Doug Brainard's garden is history. Not in the sense that he doesn't have it anymore, but rather it portrays a slice of life in Hernando County during the early 20th century.
Some 10 to 15 years ago, the 66-year-old financial adviser found a way to merge his two fondest past times: model railroading and gardening. And so, on the grounds of his Spring Hill home which encompasses 2 ½ acres, Brainard carved out a 12-by-60-foot section of his property and began replicating the historical town of Centralia.
Centralia was once located in northwestern Hernando County. It had a population of 2,000 or more and during its heyday thrived as one of Florida's champion logging and lumber industry regions.
A popular place, the town had its own commissary run by George Gamble. There people would stop to congregate around the potbelly stove and, of course, to shop. There was a silent movie house called the Flicker Theater, a bar, a boarding house owned by the Varn family, a Greek bakery, a school and a non-denominational church. But most of all, there were the buildings that were necessary to support the logging and lumber industry.
"It's a ghost town now, only foundations remain, Brainard said."
But after he did some research, looking at old photographs and using his imagination, Brainard took on the task of constructing a condensed version of Centralia outside his Spring Hill home.

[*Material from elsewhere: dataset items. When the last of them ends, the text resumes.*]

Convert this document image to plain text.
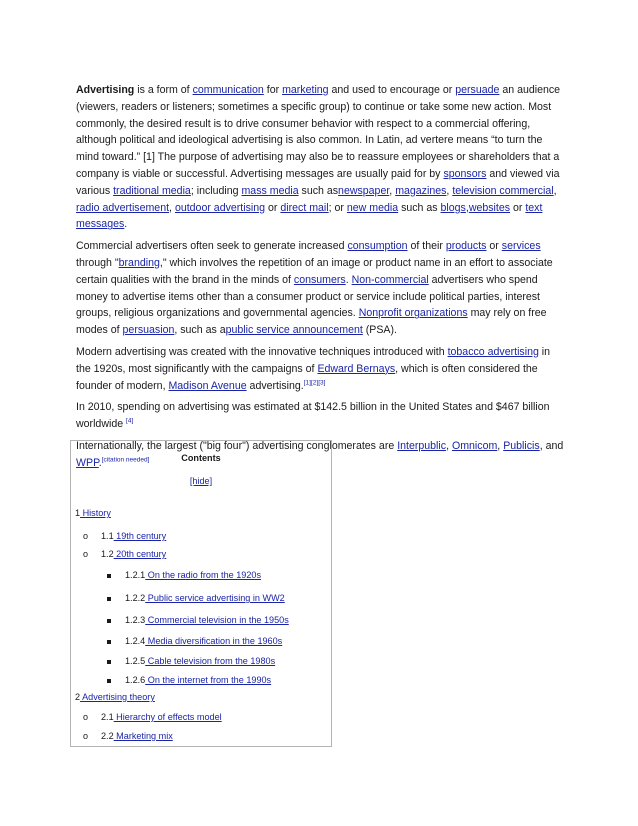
Advertising is a form of communication for marketing and used to encourage or persuade an audience (viewers, readers or listeners; sometimes a specific group) to continue or take some new action. Most commonly, the desired result is to drive consumer behavior with respect to a commercial offering, although political and ideological advertising is also common. In Latin, ad vertere means “to turn the mind toward.” [1] The purpose of advertising may also be to reassure employees or shareholders that a company is viable or successful. Advertising messages are usually paid for by sponsors and viewed via various traditional media; including mass media such asnewspaper, magazines, television commercial, radio advertisement, outdoor advertising or direct mail; or new media such as blogs,websites or text messages.

Commercial advertisers often seek to generate increased consumption of their products or services through "branding," which involves the repetition of an image or product name in an effort to associate certain qualities with the brand in the minds of consumers. Non-commercial advertisers who spend money to advertise items other than a consumer product or service include political parties, interest groups, religious organizations and governmental agencies. Nonprofit organizations may rely on free modes of persuasion, such as apublic service announcement (PSA).

Modern advertising was created with the innovative techniques introduced with tobacco advertising in the 1920s, most significantly with the campaigns of Edward Bernays, which is often considered the founder of modern, Madison Avenue advertising.[1][2][3]

In 2010, spending on advertising was estimated at $142.5 billion in the United States and $467 billion worldwide [4]

Internationally, the largest ("big four") advertising conglomerates are Interpublic, Omnicom, Publicis, and WPP.[citation needed]	Contents
[hide]
1 History
o 1.1 19th century
o 1.2 20th century
1.2.1 On the radio from the 1920s
1.2.2 Public service advertising in WW2
1.2.3 Commercial television in the 1950s
1.2.4 Media diversification in the 1960s
1.2.5 Cable television from the 1980s
1.2.6 On the internet from the 1990s
2 Advertising theory
o 2.1 Hierarchy of effects model
o 2.2 Marketing mix
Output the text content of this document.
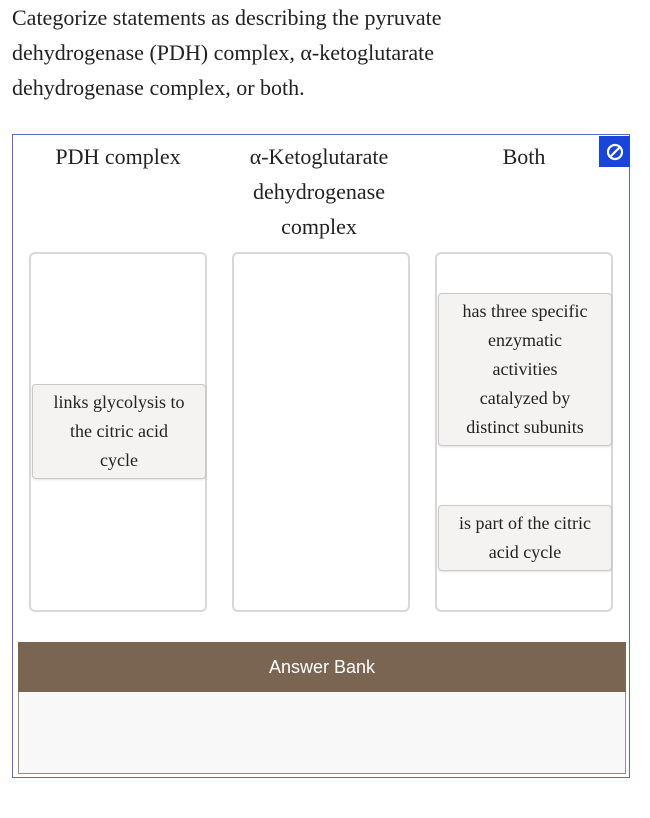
Categorize statements as describing the pyruvate
dehydrogenase (PDH) complex, α-ketoglutarate
dehydrogenase complex, or both.
PDH complex	α-Ketoglutarate
dehydrogenase
complex
Both
links glycolysis to
the citric acid
cycle
has three specific
enzymatic
activities
catalyzed by
distinct subunits
is part of the citric
acid cycle
Answer Bank
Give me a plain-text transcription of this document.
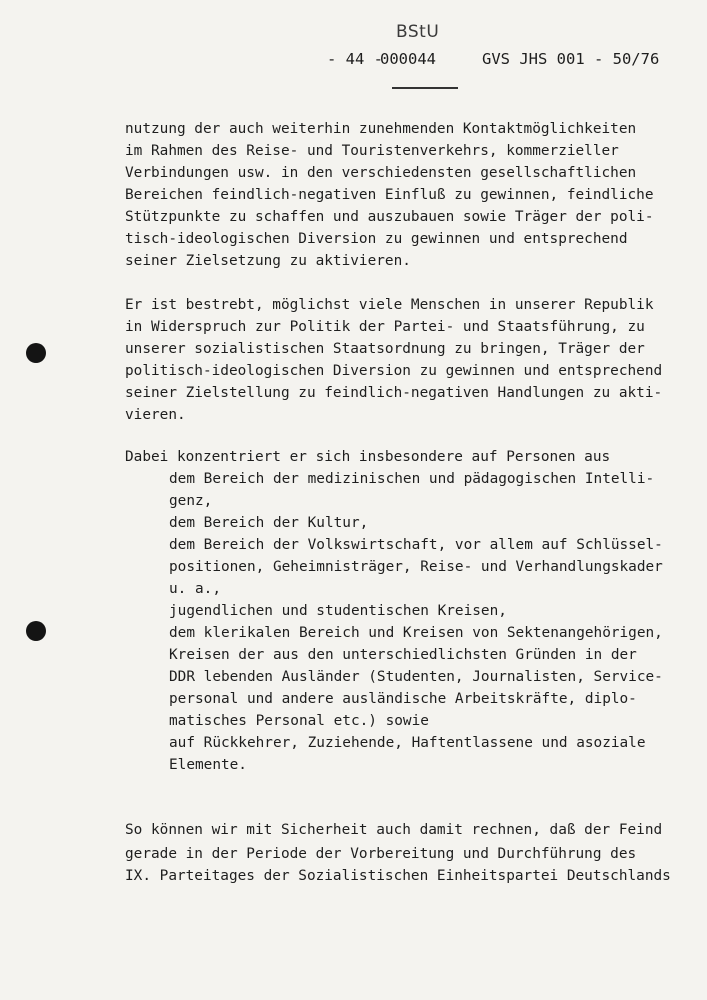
BStU

- 44 -

000044

	GVS JHS 001 - 50/76

nutzung der auch weiterhin zunehmenden Kontaktmöglichkeiten
im Rahmen des Reise- und Touristenverkehrs, kommerzieller
Verbindungen usw. in den verschiedensten gesellschaftlichen
Bereichen feindlich-negativen Einfluß zu gewinnen, feindliche
Stützpunkte zu schaffen und auszubauen sowie Träger der poli-
tisch-ideologischen Diversion zu gewinnen und entsprechend
seiner Zielsetzung zu aktivieren.
Er ist bestrebt, möglichst viele Menschen in unserer Republik
in Widerspruch zur Politik der Partei- und Staatsführung, zu
unserer sozialistischen Staatsordnung zu bringen, Träger der
politisch-ideologischen Diversion zu gewinnen und entsprechend
seiner Zielstellung zu feindlich-negativen Handlungen zu akti-
vieren.
Dabei konzentriert er sich insbesondere auf Personen aus
dem Bereich der medizinischen und pädagogischen Intelli-
genz,
dem Bereich der Kultur,
dem Bereich der Volkswirtschaft, vor allem auf Schlüssel-
positionen, Geheimnisträger, Reise- und Verhandlungskader
u. a.,
jugendlichen und studentischen Kreisen,
dem klerikalen Bereich und Kreisen von Sektenangehörigen,
Kreisen der aus den unterschiedlichsten Gründen in der
DDR lebenden Ausländer (Studenten, Journalisten, Service-
personal und andere ausländische Arbeitskräfte, diplo-
matisches Personal etc.) sowie
auf Rückkehrer, Zuziehende, Haftentlassene und asoziale
Elemente.
So können wir mit Sicherheit auch damit rechnen, daß der Feind
gerade in der Periode der Vorbereitung und Durchführung des
IX. Parteitages der Sozialistischen Einheitspartei Deutschlands
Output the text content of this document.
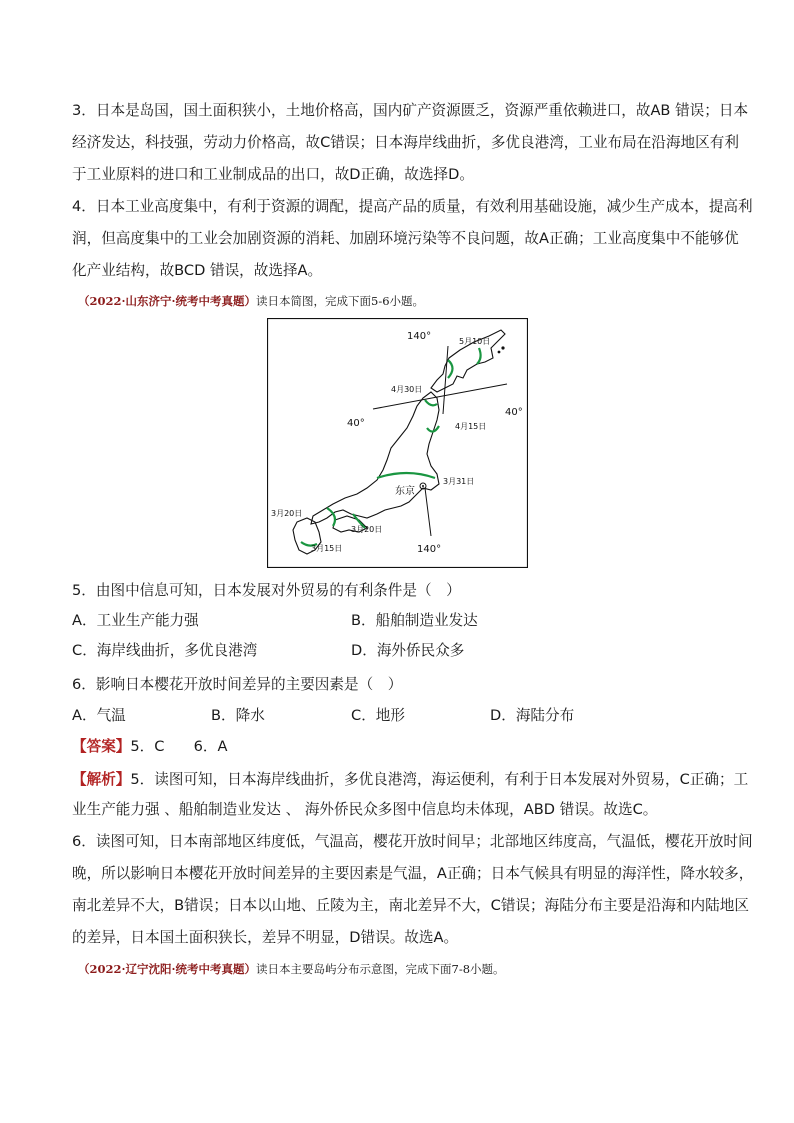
3．日本是岛国，国土面积狭小，土地价格高，国内矿产资源匮乏，资源严重依赖进口，故AB 错误；日本
经济发达，科技强，劳动力价格高，故C错误；日本海岸线曲折，多优良港湾，工业布局在沿海地区有利
于工业原料的进口和工业制成品的出口，故D正确，故选择D。
4．日本工业高度集中，有利于资源的调配，提高产品的质量，有效利用基础设施，减少生产成本，提高利
润，但高度集中的工业会加剧资源的消耗、加剧环境污染等不良问题，故A正确；工业高度集中不能够优
化产业结构，故BCD 错误，故选择A。
（2022·山东济宁·统考中考真题）读日本简图，完成下面5-6小题。
140°
140°
40°
40°
5月10日
4月30日
4月15日
3月31日
3月20日
3月20日
3月15日
东京
5．由图中信息可知，日本发展对外贸易的有利条件是（　）
A．工业生产能力强	B．船舶制造业发达
C．海岸线曲折，多优良港湾	D．海外侨民众多
6．影响日本樱花开放时间差异的主要因素是（　）
A．气温	B．降水	C．地形	D．海陆分布
【答案】5．C　　6．A
【解析】5．读图可知，日本海岸线曲折，多优良港湾，海运便利，有利于日本发展对外贸易，C正确；工
业生产能力强 、船舶制造业发达 、 海外侨民众多图中信息均未体现，ABD 错误。故选C。
6．读图可知，日本南部地区纬度低，气温高，樱花开放时间早；北部地区纬度高，气温低，樱花开放时间
晚，所以影响日本樱花开放时间差异的主要因素是气温，A正确；日本气候具有明显的海洋性，降水较多，
南北差异不大，B错误；日本以山地、丘陵为主，南北差异不大，C错误；海陆分布主要是沿海和内陆地区
的差异，日本国土面积狭长，差异不明显，D错误。故选A。
（2022·辽宁沈阳·统考中考真题）读日本主要岛屿分布示意图，完成下面7-8小题。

Utilizing various materials for construction, "Everything was made to be outdoors. But the climate in Florida can really take its toll," he said.
Brainard looked into special material, some of it coming from a German company. Crafting cardboard, plastic, cement board, the town really started to take shape, he said.
Laying the tracks was a chore. A foundation of pulverized granite rock was needed to support the brass rails of the train tracks. The kind of rock that you would actually find under real train tracks today, he said.
Everything was built according to the scale of his model trains. "They're G-scale, he says, 1:24." One inch equals 24 inches in real life.
Three lines travel in the model town, two which make the full 360-degree route. Part of the route actually goes into his garage, tunneling through the exterior wall.
On the other side, the train runs alongside the interior of his garage and then exits through another tunnel near the garage door. He also has a point-to-point train within the town that shuttles limerock to a simulated cement plant within the landscape.
It's that landscape that has piqued the interest of members from the Spring Hill Garden Club.
On Tuesday afternoon in the Fellowship Hall at Forest Oaks Lutheran Church, Brainard gave a primer course on early Hernando County and Centralia. He wanted those attending to get a sense of what the county was like 100 years ago.
"It's a show and tell," he said. "A show and tell of garden railroading."
Part of the program included a field trip to Brainard's home. There garden club members had the opportunity to see what Brainard had created.
They were greeted by the sound of a train whistle made by one of his model trains called the Mogul. You could see the amazement in the members of the club who had never seen the project before. Winter resident Alexis Hoelzauer said it was "simply amazing."
Brainard's use of Florida-friendly plants included some 60 species. Plant names such as Alyssum, sedum, mini-mondo grass, juniper and Dahlberg daisies were just a few.
Each plant was crafted for its use to mimic the life-size. Everything was to scale so his trains wouldn't look out of proportion to the scene.
Cedar trees were dwarfed through a process similar to the bonsai-method. The miniature trees were used to simulate pines and cypress. Holly trees were shaped like citrus trees and Brainard hand-painted small beads orange and hung them on the trees to simulate citrus.
As the trains rolled through the landscape, his garden came alive. Chugging along, the train carrying simulated logs made from a sculpting resin made its way through the miniature landscape and passed little people, critters and tools.
"I used a lot of Ilex Schilling and Japanese Boxwood. Basically any plant with small leaves," he said.
Controlling the trains was no problem for Brainard. A remote control turned the transformer on and off. The garden club members stood in awe as they gazed over his historical landscape.
There were quite a few succulents such as sedum that were used.
"I put in a dessert area, dry areas of sand hills," he said. Small cactus dotted that terrain.
There were so many different plants in the landscape, Brainard printed up a plant list for curious garden club members wanting to know what he used in his creation. Wandering fig was another species that was noticeable.
Looking at his garden from a topographic view, Brainard included Tooke Lake and Weeki Wachee. He even added a small mermaid to make that distinction. Tooke Lake was a place where loggers and those who worked in the saw mill had a place to swim.
Nevertheless, with his garden railroad came the responsibility of not only maintaining the plants, but also the tracks. The weather can take its toll and you have to make sure the tracks don't accumulate oxidation, he stressed.
Working in the garden still had its pluses, Brainard beamed.
"The main reason I like to work with plants … they don't talk back."